Sandra 2009 sorts the single-precision wimps from the double precision
The latest 2009 build of SiSoftware's familiar Sandra benchmark has been released with added GPGPU goodness, bringing it into competition with 3DMark Vantage, which tests a graphics cards ability to run gaming physics. From SiSoft's point of view, the new tests are a timely addition to the suite given that the general purpose compute potential of graphics chips has become such a hot topic over the past year or so. Along with Sandra's usual suite of CPU, storage, memory and platform tests, the 2009 version adds two GPGPU-specific benchmarks. Both NVIDIA's CUDA platform and AMD's Stream Processing are supported as well as up to eight GPUs running in parallel.
If that sounds
like digital double speak, the key aspect of the test is that is allows CPU and
GPU performance to be directly compared. One of the other intriguing features
is support for both single (32-bit) and double (64-bit) floating-point
precision.
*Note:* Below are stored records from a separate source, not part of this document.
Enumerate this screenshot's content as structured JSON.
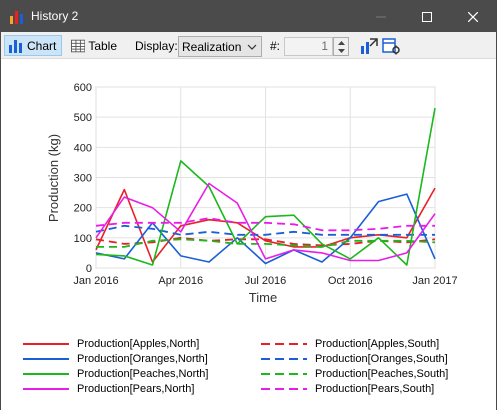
{
  "window": {
    "title": "History 2",
    "icon": "bar-chart-icon"
  },
  "toolbar": {
    "chart_label": "Chart",
    "table_label": "Table",
    "display_label": "Display:",
    "display_value": "Realization",
    "number_label": "#:",
    "number_value": "1",
    "icons": [
      "chart-icon",
      "table-icon",
      "chevron-down-icon",
      "spin-up-icon",
      "spin-down-icon",
      "export-icon",
      "settings-icon"
    ]
  },
  "chart_data": {
    "type": "line",
    "title": "",
    "xlabel": "Time",
    "ylabel": "Production (kg)",
    "ylim": [
      0,
      600
    ],
    "yticks": [
      "0",
      "100",
      "200",
      "300",
      "400",
      "500",
      "600"
    ],
    "xticks": [
      "Jan 2016",
      "Apr 2016",
      "Jul 2016",
      "Oct 2016",
      "Jan 2017"
    ],
    "x": [
      "Jan 2016",
      "Feb 2016",
      "Mar 2016",
      "Apr 2016",
      "May 2016",
      "Jun 2016",
      "Jul 2016",
      "Aug 2016",
      "Sep 2016",
      "Oct 2016",
      "Nov 2016",
      "Dec 2016",
      "Jan 2017"
    ],
    "grid": true,
    "legend_position": "bottom",
    "series": [
      {
        "name": "Production[Apples,North]",
        "color": "#e8202a",
        "dash": false,
        "values": [
          60,
          260,
          20,
          140,
          160,
          150,
          90,
          70,
          70,
          100,
          110,
          100,
          265
        ]
      },
      {
        "name": "Production[Apples,South]",
        "color": "#e8202a",
        "dash": true,
        "values": [
          95,
          80,
          85,
          100,
          90,
          95,
          95,
          80,
          75,
          80,
          90,
          85,
          95
        ]
      },
      {
        "name": "Production[Oranges,North]",
        "color": "#1a5fd6",
        "dash": false,
        "values": [
          50,
          30,
          150,
          40,
          20,
          100,
          15,
          60,
          20,
          100,
          220,
          245,
          30
        ]
      },
      {
        "name": "Production[Oranges,South]",
        "color": "#1a5fd6",
        "dash": true,
        "values": [
          120,
          140,
          130,
          110,
          120,
          110,
          110,
          120,
          110,
          110,
          110,
          110,
          110
        ]
      },
      {
        "name": "Production[Peaches,North]",
        "color": "#1cb81c",
        "dash": false,
        "values": [
          45,
          40,
          10,
          355,
          270,
          80,
          170,
          175,
          80,
          30,
          100,
          10,
          530
        ]
      },
      {
        "name": "Production[Peaches,South]",
        "color": "#1cb81c",
        "dash": true,
        "values": [
          70,
          70,
          90,
          95,
          90,
          80,
          80,
          75,
          70,
          90,
          90,
          90,
          85
        ]
      },
      {
        "name": "Production[Pears,North]",
        "color": "#e81ee8",
        "dash": false,
        "values": [
          100,
          235,
          200,
          120,
          280,
          215,
          30,
          60,
          50,
          25,
          25,
          50,
          180
        ]
      },
      {
        "name": "Production[Pears,South]",
        "color": "#e81ee8",
        "dash": true,
        "values": [
          140,
          150,
          150,
          150,
          165,
          150,
          150,
          145,
          125,
          125,
          130,
          140,
          140
        ]
      }
    ]
  }
}
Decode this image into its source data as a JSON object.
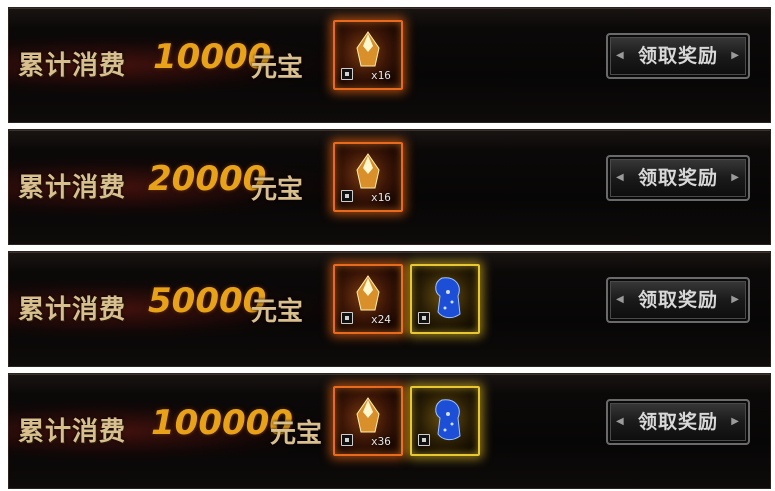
{
  "rows": [
    {
      "label": "累计消费",
      "amount": "10000",
      "unit": "元宝",
      "items": [
        {
          "type": "ember-crystal",
          "qty": "x16"
        }
      ],
      "button": "领取奖励"
    },
    {
      "label": "累计消费",
      "amount": "20000",
      "unit": "元宝",
      "items": [
        {
          "type": "ember-crystal",
          "qty": "x16"
        }
      ],
      "button": "领取奖励"
    },
    {
      "label": "累计消费",
      "amount": "50000",
      "unit": "元宝",
      "items": [
        {
          "type": "ember-crystal",
          "qty": "x24"
        },
        {
          "type": "blue-cloak",
          "qty": ""
        }
      ],
      "button": "领取奖励"
    },
    {
      "label": "累计消费",
      "amount": "100000",
      "unit": "元宝",
      "items": [
        {
          "type": "ember-crystal",
          "qty": "x36"
        },
        {
          "type": "blue-cloak",
          "qty": ""
        }
      ],
      "button": "领取奖励"
    }
  ],
  "colors": {
    "amount": "#e8a21a",
    "label": "#d9bf8d",
    "frame_orange": "#e86a1c",
    "frame_gold": "#e8c830"
  }
}
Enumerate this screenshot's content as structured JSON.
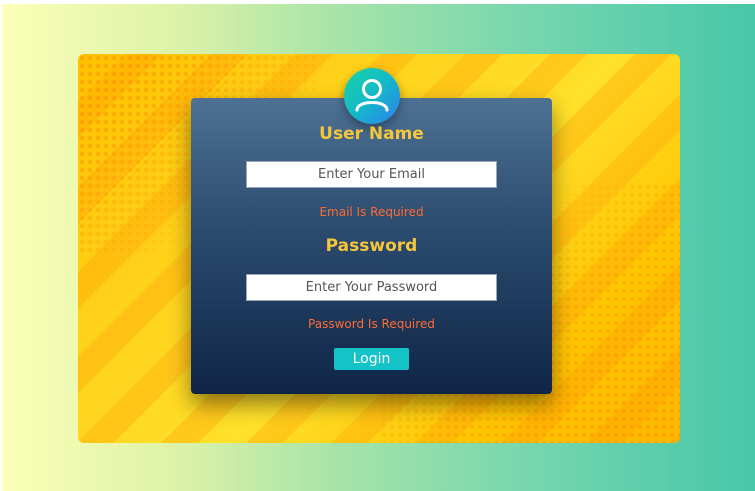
{
  "form": {
    "username_label": "User Name",
    "email": {
      "value": "",
      "placeholder": "Enter Your Email",
      "error": "Email Is Required"
    },
    "password_label": "Password",
    "password": {
      "value": "",
      "placeholder": "Enter Your Password",
      "error": "Password Is Required"
    },
    "login_label": "Login"
  },
  "icons": {
    "avatar": "user-icon"
  },
  "colors": {
    "label": "#f6c63a",
    "error": "#ff6a33",
    "button": "#13c3c8",
    "card_top": "#4e7194",
    "card_bottom": "#0f2546"
  }
}
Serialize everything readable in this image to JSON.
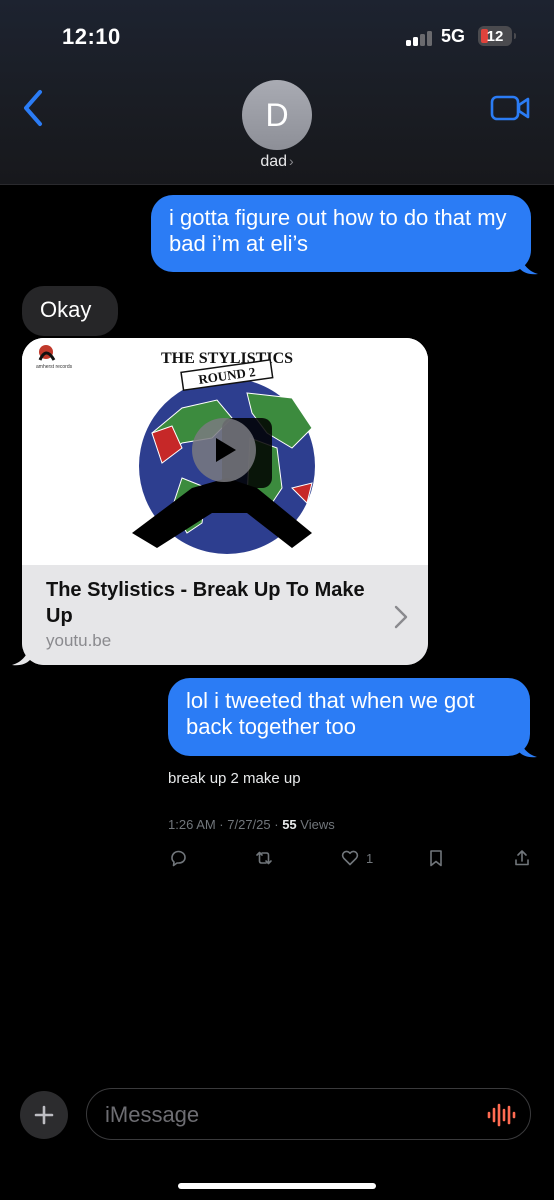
{
  "status_bar": {
    "time": "12:10",
    "network": "5G",
    "battery": "12",
    "battery_color": "#e0433c",
    "signal_icon": "signal-bars-icon"
  },
  "header": {
    "avatar_initial": "D",
    "contact_name": "dad",
    "back_icon": "chevron-left-icon",
    "video_icon": "video-camera-icon",
    "accent": "#2b7cf5"
  },
  "messages": [
    {
      "from": "me",
      "text": "i gotta figure out how to do that my bad i’m at eli’s"
    },
    {
      "from": "dad",
      "text": "Okay"
    },
    {
      "from": "me",
      "text": "lol i tweeted that when we got back together too"
    }
  ],
  "link_preview": {
    "label_brand": "amherst records",
    "album_title": "THE STYLISTICS",
    "album_subtitle": "ROUND 2",
    "title": "The Stylistics - Break Up To Make Up",
    "domain": "youtu.be",
    "play_icon": "play-icon"
  },
  "tweet": {
    "text": "break up 2 make up",
    "date": "1:26 AM · 7/27/25 · ",
    "views_count": "55",
    "views_label": " Views",
    "likes": "1",
    "icons": [
      "reply-icon",
      "retweet-icon",
      "heart-icon",
      "bookmark-icon",
      "share-icon"
    ]
  },
  "composer": {
    "placeholder": "iMessage",
    "plus_icon": "plus-icon",
    "audio_icon": "audio-waveform-icon",
    "audio_color": "#ff6b52"
  }
}
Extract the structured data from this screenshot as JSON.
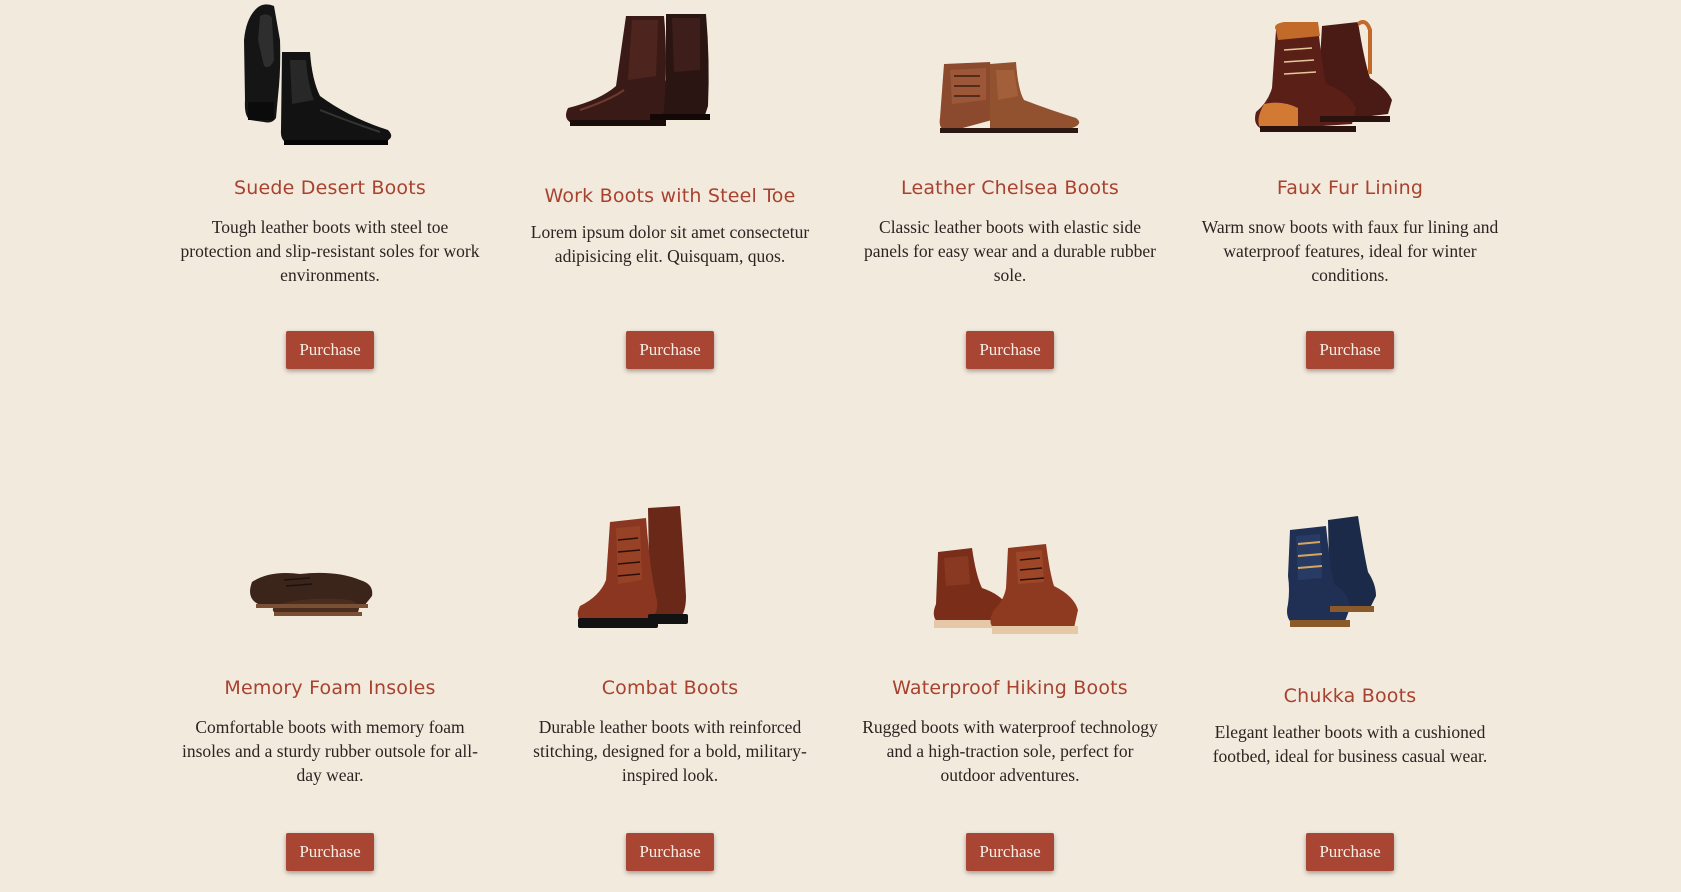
{
  "colors": {
    "background": "#f2eadd",
    "accent": "#a8422f",
    "button": "#a84533",
    "button_text": "#f5ece4",
    "body_text": "#2b2421"
  },
  "products": [
    {
      "title": "Suede Desert Boots",
      "description": "Tough leather boots with steel toe protection and slip-resistant soles for work environments.",
      "button": "Purchase",
      "image": "black-chelsea-boot-image"
    },
    {
      "title": "Work Boots with Steel Toe",
      "description": "Lorem ipsum dolor sit amet consectetur adipisicing elit. Quisquam, quos.",
      "button": "Purchase",
      "image": "dark-brown-zip-boot-image"
    },
    {
      "title": "Leather Chelsea Boots",
      "description": "Classic leather boots with elastic side panels for easy wear and a durable rubber sole.",
      "button": "Purchase",
      "image": "brown-lace-up-boot-image"
    },
    {
      "title": "Faux Fur Lining",
      "description": "Warm snow boots with faux fur lining and waterproof features, ideal for winter conditions.",
      "button": "Purchase",
      "image": "two-tone-work-boot-image"
    },
    {
      "title": "Memory Foam Insoles",
      "description": "Comfortable boots with memory foam insoles and a sturdy rubber outsole for all-day wear.",
      "button": "Purchase",
      "image": "suede-derby-shoe-image"
    },
    {
      "title": "Combat Boots",
      "description": "Durable leather boots with reinforced stitching, designed for a bold, military-inspired look.",
      "button": "Purchase",
      "image": "brogue-combat-boot-image"
    },
    {
      "title": "Waterproof Hiking Boots",
      "description": "Rugged boots with waterproof technology and a high-traction sole, perfect for outdoor adventures.",
      "button": "Purchase",
      "image": "moc-toe-boot-image"
    },
    {
      "title": "Chukka Boots",
      "description": "Elegant leather boots with a cushioned footbed, ideal for business casual wear.",
      "button": "Purchase",
      "image": "navy-suede-boot-image"
    }
  ]
}
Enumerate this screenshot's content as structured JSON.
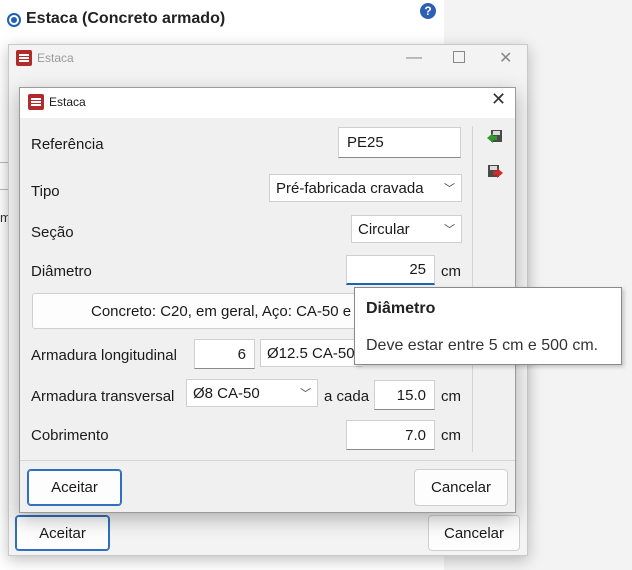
{
  "background_window": {
    "option_label": "Estaca (Concreto armado)",
    "help_icon": "question-icon",
    "side_char": "m"
  },
  "middle_window": {
    "title": "Estaca",
    "accept_label": "Aceitar",
    "cancel_label": "Cancelar"
  },
  "dialog": {
    "title": "Estaca",
    "close_glyph": "✕",
    "fields": {
      "referencia": {
        "label": "Referência",
        "value": "PE25"
      },
      "tipo": {
        "label": "Tipo",
        "value": "Pré-fabricada cravada"
      },
      "secao": {
        "label": "Seção",
        "value": "Circular"
      },
      "diametro": {
        "label": "Diâmetro",
        "value": "25",
        "unit": "cm"
      },
      "material_button": "Concreto: C20, em geral, Aço: CA-50 e",
      "arm_long": {
        "label": "Armadura longitudinal",
        "count": "6",
        "bar": "Ø12.5 CA-50"
      },
      "arm_trans": {
        "label": "Armadura transversal",
        "bar": "Ø8 CA-50",
        "each_label": "a cada",
        "spacing": "15.0",
        "unit": "cm"
      },
      "cobrimento": {
        "label": "Cobrimento",
        "value": "7.0",
        "unit": "cm"
      }
    },
    "side_tools": [
      "import-icon",
      "export-icon"
    ],
    "accept_label": "Aceitar",
    "cancel_label": "Cancelar"
  },
  "tooltip": {
    "title": "Diâmetro",
    "text": "Deve estar entre 5 cm e 500 cm."
  },
  "colors": {
    "accent": "#1f5fb6",
    "icon_red": "#b22a2a"
  }
}
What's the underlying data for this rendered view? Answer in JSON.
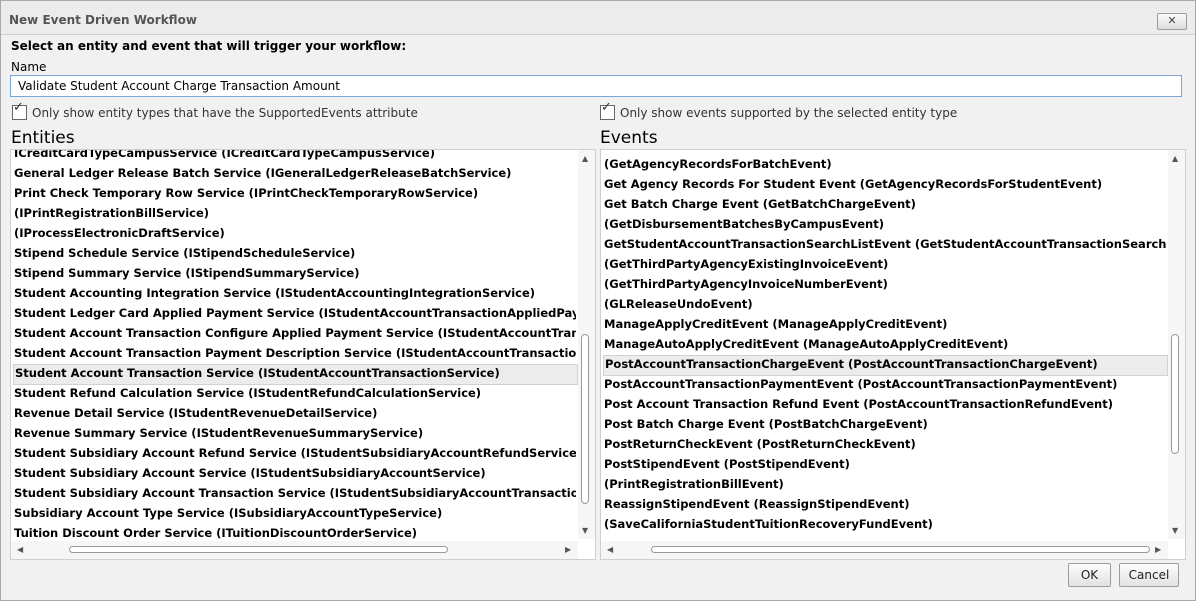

On existing graphics hardware, running double precision operations
on GPUs has tended to incur a major performance hit. That hasn't been much of a
problem to date given that games rarely make use of double precision. It's much
more important for general purpose computing, however. Over time, we expect
double-precision performance to be a key indicator of whether a GPU maker is
really delivering graphics chip architected with GPGPU in mind, or just paying
lip service to a fashionable subject.
Sandra's second test
is a little more straight forward. The GPGPU bandwidth benchmark measures the
memory bandwidth available to your GPU. It's derived from the stream memory
benchmarks as used by Sandra's CPU memory tests.
In its typically
efficient fashion, SiSoftware has crammed the entire benchmark suite into a
compact 18MB download. It may be early days for GPGPU processing on the PC and
as yet it's unclear whether this new synthetic test will provide worthwhile
insight. But with Intel tooling up to release its own GPU-like co-processor,
the Larrabee chip, late next year, and NVIDIA increasingly positioning its GPUs
as the future of high performance general computing, anything that helps us get
a handle on comparative GPGPU grunt is welcome.